When it hit, Washington thought he was virtually under attack.
“I thought it was the end of the world, or at least the end of my world,” Washington, a 48-year-old butcher, recalled as he huddled in a makeshift shelter in a school near his shattered home. “It just went on and on and on. I thought it would never stop.”
A new, never-used set of china soared out of the cupboards “like Frisbees,” turning $600 worth of plates and saucers into dust and shards within seconds, he said. The refrigerator danced back and forth across the kitchen floor, sliding four feet side to side. A dresser flew threw a wall. Pipes broke, drywall cracked and hardwood floors buckled everywhere.
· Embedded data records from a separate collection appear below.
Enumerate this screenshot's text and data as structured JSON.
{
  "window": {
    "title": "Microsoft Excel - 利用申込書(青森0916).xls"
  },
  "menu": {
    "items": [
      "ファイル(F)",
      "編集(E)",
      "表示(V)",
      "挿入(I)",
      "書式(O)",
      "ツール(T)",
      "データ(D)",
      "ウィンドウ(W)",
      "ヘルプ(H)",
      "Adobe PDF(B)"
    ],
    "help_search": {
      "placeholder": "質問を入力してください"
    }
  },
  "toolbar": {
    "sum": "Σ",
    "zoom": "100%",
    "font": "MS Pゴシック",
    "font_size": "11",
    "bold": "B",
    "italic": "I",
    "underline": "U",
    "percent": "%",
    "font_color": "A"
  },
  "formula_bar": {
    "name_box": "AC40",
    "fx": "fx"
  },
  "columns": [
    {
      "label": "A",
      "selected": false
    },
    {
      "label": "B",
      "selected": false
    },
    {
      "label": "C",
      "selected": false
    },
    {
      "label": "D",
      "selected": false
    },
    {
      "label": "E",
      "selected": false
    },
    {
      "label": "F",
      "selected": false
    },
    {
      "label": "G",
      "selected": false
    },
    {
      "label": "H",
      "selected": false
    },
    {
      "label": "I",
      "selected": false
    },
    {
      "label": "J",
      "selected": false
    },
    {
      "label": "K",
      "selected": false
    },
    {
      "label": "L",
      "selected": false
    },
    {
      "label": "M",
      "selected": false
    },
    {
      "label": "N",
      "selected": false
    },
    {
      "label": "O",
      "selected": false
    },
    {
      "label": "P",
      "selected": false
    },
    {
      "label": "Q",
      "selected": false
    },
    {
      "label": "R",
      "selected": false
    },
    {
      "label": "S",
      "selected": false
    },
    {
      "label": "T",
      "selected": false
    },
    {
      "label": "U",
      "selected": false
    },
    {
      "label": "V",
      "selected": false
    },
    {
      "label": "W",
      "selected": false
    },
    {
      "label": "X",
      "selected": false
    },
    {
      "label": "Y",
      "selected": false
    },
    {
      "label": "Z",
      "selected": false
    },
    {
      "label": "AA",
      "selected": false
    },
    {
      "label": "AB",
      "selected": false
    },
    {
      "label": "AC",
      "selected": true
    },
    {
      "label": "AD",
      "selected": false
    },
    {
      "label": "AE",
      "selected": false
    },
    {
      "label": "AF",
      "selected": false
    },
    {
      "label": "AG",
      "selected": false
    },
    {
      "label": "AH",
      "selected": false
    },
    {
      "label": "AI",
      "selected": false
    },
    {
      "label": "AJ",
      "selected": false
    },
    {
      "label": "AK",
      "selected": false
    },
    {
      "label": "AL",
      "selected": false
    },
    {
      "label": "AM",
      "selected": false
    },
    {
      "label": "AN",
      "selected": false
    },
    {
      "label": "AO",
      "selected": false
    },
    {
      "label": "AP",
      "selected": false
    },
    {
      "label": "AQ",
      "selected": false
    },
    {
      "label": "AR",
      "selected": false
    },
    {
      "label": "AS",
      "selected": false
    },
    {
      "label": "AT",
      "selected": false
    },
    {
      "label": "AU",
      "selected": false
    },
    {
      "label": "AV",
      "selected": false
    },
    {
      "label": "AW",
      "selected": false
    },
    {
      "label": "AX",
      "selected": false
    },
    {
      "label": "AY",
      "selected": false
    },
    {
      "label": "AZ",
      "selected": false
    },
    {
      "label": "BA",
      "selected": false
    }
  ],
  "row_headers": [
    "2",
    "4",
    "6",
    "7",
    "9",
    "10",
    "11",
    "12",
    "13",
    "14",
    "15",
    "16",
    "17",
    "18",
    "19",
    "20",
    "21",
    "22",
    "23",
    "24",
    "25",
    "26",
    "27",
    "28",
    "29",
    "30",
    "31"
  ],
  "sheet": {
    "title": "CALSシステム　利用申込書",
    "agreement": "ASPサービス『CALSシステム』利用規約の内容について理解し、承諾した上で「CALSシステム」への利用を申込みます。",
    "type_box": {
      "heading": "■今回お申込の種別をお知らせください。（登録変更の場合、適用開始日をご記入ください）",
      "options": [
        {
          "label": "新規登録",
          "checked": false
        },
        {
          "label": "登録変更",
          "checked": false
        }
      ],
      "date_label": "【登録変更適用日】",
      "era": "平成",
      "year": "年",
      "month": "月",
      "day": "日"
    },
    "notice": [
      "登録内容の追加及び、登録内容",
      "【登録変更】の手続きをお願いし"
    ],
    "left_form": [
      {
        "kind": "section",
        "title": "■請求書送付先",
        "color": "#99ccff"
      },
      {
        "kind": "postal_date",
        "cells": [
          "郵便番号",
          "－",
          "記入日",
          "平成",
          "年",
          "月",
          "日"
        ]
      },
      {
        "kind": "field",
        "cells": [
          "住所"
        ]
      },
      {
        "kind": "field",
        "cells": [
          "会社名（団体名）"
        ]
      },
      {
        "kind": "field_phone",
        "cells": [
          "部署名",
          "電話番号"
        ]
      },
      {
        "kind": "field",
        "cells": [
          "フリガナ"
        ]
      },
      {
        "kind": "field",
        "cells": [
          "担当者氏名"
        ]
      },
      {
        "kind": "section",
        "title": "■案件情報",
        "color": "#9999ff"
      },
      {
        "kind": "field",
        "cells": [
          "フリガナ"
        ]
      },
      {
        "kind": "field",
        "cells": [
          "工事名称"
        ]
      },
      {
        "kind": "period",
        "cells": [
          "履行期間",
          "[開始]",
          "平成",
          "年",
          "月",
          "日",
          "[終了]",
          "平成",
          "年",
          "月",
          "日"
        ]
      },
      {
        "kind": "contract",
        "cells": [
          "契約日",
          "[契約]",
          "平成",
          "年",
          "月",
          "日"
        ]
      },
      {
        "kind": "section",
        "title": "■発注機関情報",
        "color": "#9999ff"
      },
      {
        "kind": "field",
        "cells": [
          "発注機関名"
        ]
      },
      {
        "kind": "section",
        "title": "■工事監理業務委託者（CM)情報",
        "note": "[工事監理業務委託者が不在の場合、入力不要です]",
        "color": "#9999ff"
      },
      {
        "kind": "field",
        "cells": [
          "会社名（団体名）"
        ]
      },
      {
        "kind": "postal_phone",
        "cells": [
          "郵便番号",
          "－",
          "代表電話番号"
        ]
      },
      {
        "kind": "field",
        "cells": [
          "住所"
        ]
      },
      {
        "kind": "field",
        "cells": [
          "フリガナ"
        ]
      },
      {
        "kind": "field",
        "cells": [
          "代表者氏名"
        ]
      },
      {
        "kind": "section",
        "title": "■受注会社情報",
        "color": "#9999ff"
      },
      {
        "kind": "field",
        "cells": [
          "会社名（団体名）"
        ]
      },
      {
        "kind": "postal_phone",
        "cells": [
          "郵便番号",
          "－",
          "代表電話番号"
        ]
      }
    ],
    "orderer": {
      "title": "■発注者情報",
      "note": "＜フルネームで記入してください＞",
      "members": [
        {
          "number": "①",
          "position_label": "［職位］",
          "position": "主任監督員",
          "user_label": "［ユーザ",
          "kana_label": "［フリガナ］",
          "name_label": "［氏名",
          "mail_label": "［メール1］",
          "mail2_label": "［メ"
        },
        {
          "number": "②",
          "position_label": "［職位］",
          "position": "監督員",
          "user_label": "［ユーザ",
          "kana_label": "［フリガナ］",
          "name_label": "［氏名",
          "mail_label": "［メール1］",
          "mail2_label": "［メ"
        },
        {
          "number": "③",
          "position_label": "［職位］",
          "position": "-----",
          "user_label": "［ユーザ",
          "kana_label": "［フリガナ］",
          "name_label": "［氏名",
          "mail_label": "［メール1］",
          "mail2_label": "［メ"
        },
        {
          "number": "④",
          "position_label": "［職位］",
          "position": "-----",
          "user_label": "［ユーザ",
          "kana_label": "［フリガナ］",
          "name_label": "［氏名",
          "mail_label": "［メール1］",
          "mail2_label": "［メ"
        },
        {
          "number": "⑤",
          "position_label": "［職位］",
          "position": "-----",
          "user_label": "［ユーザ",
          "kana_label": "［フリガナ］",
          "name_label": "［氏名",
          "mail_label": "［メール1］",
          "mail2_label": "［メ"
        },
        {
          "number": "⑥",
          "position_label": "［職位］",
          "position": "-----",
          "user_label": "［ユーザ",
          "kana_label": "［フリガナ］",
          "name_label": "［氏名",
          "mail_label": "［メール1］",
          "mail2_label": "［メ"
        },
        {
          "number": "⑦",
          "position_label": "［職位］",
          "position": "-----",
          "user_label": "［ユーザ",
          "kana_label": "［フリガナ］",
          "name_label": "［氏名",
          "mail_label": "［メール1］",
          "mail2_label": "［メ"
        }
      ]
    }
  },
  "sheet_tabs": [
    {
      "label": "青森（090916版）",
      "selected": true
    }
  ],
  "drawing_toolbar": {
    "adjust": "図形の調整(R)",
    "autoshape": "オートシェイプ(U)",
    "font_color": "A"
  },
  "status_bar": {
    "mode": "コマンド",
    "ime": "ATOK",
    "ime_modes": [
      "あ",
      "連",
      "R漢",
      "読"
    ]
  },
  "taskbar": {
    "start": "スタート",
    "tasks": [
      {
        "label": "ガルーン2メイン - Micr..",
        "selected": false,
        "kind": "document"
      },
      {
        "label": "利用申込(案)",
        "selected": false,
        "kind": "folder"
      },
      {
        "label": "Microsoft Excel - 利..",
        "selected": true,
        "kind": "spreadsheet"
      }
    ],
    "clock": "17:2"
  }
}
“Everything was flying. Not just falling down but flying,” said Washington. “It threw me into a wall and almost knocked me out. I just held on to a banister until it stopped. You just couldn’t stand up.”
Several fissures as wide as four feet across opened up around his home. “There’s nothing in our house that isn’t broke,” he lamented. “I had one room that was so destroyed that all I can do is sweep (the contents) up and throw it all away.”